Simultaneously, the hospital’s location might have been another reason, because it receives high internal immigration from low socio-economic regions. We thought that increased AGE cases in our hospital during 2016 would depend on increased applies based on Syrian refugees living near the hospital location.
RV has been reported to be associated with encephalopathy, myositis, and elevated hepatic transaminases, and even simultaneous presentation of all these conditions was published in a case report of a 17-month-old girl (hypernatremia, encephalopathy, myositis, transaminitis, and hypoalbuminemia) (15). In a study by Teitelbaum and Daghistani (16), 20% of children had elevated ALT and AST (16). In our study, the rate of elevated hepatic transaminase was 10.6% in cases of RV, 9.1% in cases of Giardia, and 7.3% in cases of of unidentified gastroenteritis.
A study by Ogawa et al. (17) reported that RV infection is a risk factor for splenic lesions in patients with benign convulsions having mild gastroenteritis, suggesting that RV causes edema in the corpus callosum. We found 14 cases (2.2%) with convulsion symptoms who already had a febrile convulsion history in 4 patients, but magnetic resonance of patients had no specific results.
Concerning viral pathogens in a study on appendicitis etiology by Richardsen et al. (18), adenovirus was the most common with an incidence of 5.4%, followed by RV (4.7%). In our study, appendicitis developed in one case, caused by Giardia.

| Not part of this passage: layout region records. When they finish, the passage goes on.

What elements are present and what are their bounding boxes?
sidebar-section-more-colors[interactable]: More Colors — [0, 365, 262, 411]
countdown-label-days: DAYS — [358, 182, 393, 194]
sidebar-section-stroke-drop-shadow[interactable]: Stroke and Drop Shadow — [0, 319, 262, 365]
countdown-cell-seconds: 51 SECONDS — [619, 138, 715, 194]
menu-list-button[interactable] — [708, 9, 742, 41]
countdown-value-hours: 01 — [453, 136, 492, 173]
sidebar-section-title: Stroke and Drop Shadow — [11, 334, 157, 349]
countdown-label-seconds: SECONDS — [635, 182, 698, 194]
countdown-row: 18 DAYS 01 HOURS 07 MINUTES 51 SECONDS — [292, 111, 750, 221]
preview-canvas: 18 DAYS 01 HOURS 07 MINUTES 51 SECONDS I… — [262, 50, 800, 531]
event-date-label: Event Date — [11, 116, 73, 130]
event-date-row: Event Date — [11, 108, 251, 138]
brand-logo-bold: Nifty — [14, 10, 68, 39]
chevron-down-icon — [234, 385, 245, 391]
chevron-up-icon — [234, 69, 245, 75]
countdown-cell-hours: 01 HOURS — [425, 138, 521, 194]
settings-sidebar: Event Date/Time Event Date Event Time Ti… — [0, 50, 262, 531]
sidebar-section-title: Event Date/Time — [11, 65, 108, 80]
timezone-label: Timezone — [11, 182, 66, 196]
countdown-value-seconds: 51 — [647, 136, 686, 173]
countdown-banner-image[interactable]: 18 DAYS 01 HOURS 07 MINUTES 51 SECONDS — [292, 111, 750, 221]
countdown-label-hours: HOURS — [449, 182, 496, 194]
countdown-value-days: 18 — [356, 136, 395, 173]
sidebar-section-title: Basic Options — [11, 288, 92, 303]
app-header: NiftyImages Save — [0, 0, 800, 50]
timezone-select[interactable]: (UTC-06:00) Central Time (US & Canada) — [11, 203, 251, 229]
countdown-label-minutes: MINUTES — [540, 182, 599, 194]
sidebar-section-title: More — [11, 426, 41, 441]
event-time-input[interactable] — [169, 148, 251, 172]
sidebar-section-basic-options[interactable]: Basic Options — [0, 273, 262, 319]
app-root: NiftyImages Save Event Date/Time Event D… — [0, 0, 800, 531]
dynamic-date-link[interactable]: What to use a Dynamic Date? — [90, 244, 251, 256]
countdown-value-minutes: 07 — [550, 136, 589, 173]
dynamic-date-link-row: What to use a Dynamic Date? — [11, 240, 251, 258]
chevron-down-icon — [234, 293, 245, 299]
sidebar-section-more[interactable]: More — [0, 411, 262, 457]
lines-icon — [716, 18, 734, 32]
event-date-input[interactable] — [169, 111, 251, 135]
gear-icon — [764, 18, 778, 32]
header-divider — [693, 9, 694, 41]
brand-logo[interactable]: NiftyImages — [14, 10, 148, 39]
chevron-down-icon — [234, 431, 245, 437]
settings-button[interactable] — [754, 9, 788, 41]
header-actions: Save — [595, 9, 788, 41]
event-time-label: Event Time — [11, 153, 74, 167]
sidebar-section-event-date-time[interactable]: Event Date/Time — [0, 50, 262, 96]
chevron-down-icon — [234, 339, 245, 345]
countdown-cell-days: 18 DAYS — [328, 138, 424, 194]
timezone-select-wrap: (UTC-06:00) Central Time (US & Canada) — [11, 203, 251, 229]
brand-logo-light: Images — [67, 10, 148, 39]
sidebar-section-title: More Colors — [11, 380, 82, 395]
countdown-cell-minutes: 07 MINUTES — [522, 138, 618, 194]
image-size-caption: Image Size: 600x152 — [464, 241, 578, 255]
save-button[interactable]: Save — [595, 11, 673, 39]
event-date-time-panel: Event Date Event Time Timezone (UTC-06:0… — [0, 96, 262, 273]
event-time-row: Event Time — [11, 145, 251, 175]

The rate of rashes in the E. histolytica group was 21.4% (1.1% RV, 2.9% unidentified), which was significantly higher than other pathogens. We thought that the high rash rate in E. histolytica might have resulted from the fever reaction, because the
E. histolytica group’s fever rate was significantly higher than that of other pathogens.
Study Limitations
Firstly, as we started this study, our goal was to descriptively analyze children with AGE and compare groups with or without the RV vaccine. However, we found that no child was vaccinated in our study sample. We thought that this might have been due to the vaccine fee, insufficient level of knowledge about vaccination,or socio-economic factors. Secondly, the retrospective study design did not permit us to ask parents about some demographic variables (such as using the hand for oral feeding, living in a large family, socio-economic level, maternal education level, disposal methods of children’s feces, source of water, etc.) that would negatively affect sanitation and hygiene. Thirdly, the norovirus detection kit was absent in our hospital laboratory, which might have been responsible for the high presence of unidentified pathogens.
CONCLUSION
This retrospective study demonstrated that the highest ratio of identified enteropathogens of AGE in hospitalized children belonged to RV, of which all cases had not received RV vaccination. We described that RV may cause severe complications with severe gastroenteritis and highlighted the importance of RV vaccination in the national immunization program, which may prevent long hospital stays.